The white houses stream in a cataract down one side of a steep conical hill that dominates the landscape - on the summit sits the inevitable castle, blue sky peering through its battered windows.

But the interior is not at all in keeping with this imposing aspect. Morano, so far as I was able to explore it, is a labyrinth of sombre, tortuous and fetid alleys, whexe black pigs wallow amid heaps 'of miscellaneous and malodorous filth - in short, the town exemplifies that particular idea of civic liberty which consists in everybody being free to throw their own private refuse into the public street and leave it there, from generation to generation. What says Lombroso? "The street-cleaning is entrusted, in many towns, to the rains of heaven and, in their absence, to the voracity of the pigs." None the less, while waiting for mules that never came, I took to patrolling those alleys, at first out of sheer boredom, but soon impelled by that subtle fascination which emanates from the ne plus ultra of anything - even of grotesque dirtiness. On the second day, however, a case of cholera was announced, which chilled my ardour for further investigations. It was on that account that I failed to inspect what was afterwards described to me as the chief marvel of the place - a carved wooden altar-piece in a certain church.

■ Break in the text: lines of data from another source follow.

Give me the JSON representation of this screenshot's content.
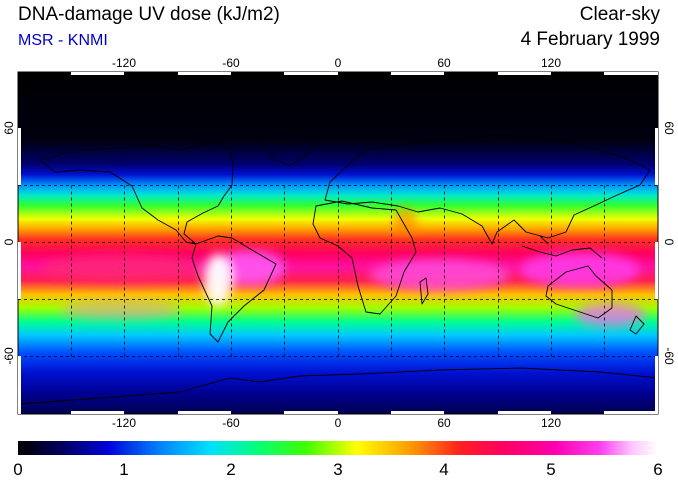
{
  "header": {
    "title": "DNA-damage UV dose (kJ/m2)",
    "source": "MSR - KNMI",
    "sky_condition": "Clear-sky",
    "date": "4 February 1999"
  },
  "map": {
    "projection": "equirectangular",
    "lon_range": [
      -180,
      180
    ],
    "lat_range": [
      -90,
      90
    ],
    "grid_spacing_lon": 30,
    "grid_spacing_lat": 30,
    "lon_tick_labels": [
      "-120",
      "-60",
      "0",
      "60",
      "120"
    ],
    "lat_tick_labels": [
      "60",
      "0",
      "-60"
    ],
    "lat_tick_labels_right": [
      "60",
      "0",
      "-60"
    ]
  },
  "colorbar": {
    "min": 0,
    "max": 6,
    "tick_labels": [
      "0",
      "1",
      "2",
      "3",
      "4",
      "5",
      "6"
    ],
    "color_stops": [
      "#000000",
      "#000060",
      "#0000d8",
      "#0080ff",
      "#00e0ff",
      "#00ff80",
      "#40ff00",
      "#ffff00",
      "#ffa000",
      "#ff2020",
      "#ff0060",
      "#ff00b0",
      "#ff40f0",
      "#ffc8ff",
      "#ffffff"
    ]
  }
}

"It is prodigious and antichissimo," said an obliging citizen to whom I applied for information. "There is nothing like it on earth, and I have been six times to America, sir. The artist - a real artist, mind you, not a common professor - spent his whole life in carving it. It was for the church, you see, and he wanted to show what he could do in the way of a masterpiece. Then, when it was finished and in its place, the priests refused to pay for it. It was made not for them, they said, but for the glory of God; the man's reward was sufficient. And besides, he could have remission of sins for the rest of his life. He said he did not care about remission of sins; he wanted money - money! But he got nothing. Whereupon he began to brood and to grow yellow. Money - money! That was all he ever said. And at last he became quite green and died. After that, his son took up the quarrel, but he got as little out of the priests as the father. It was fixed in the church, you understand, and he could not take it away. He climbed through the window one night and tried to burn it - the marks are there to this day - but they were too sharp for him. And he took the business so much to heart that he also soon died quite young! And quite green - like his father."

The most characteristic item in the above history is that about growing green. People are apt to put on this colour in the south from disappointment or from envy.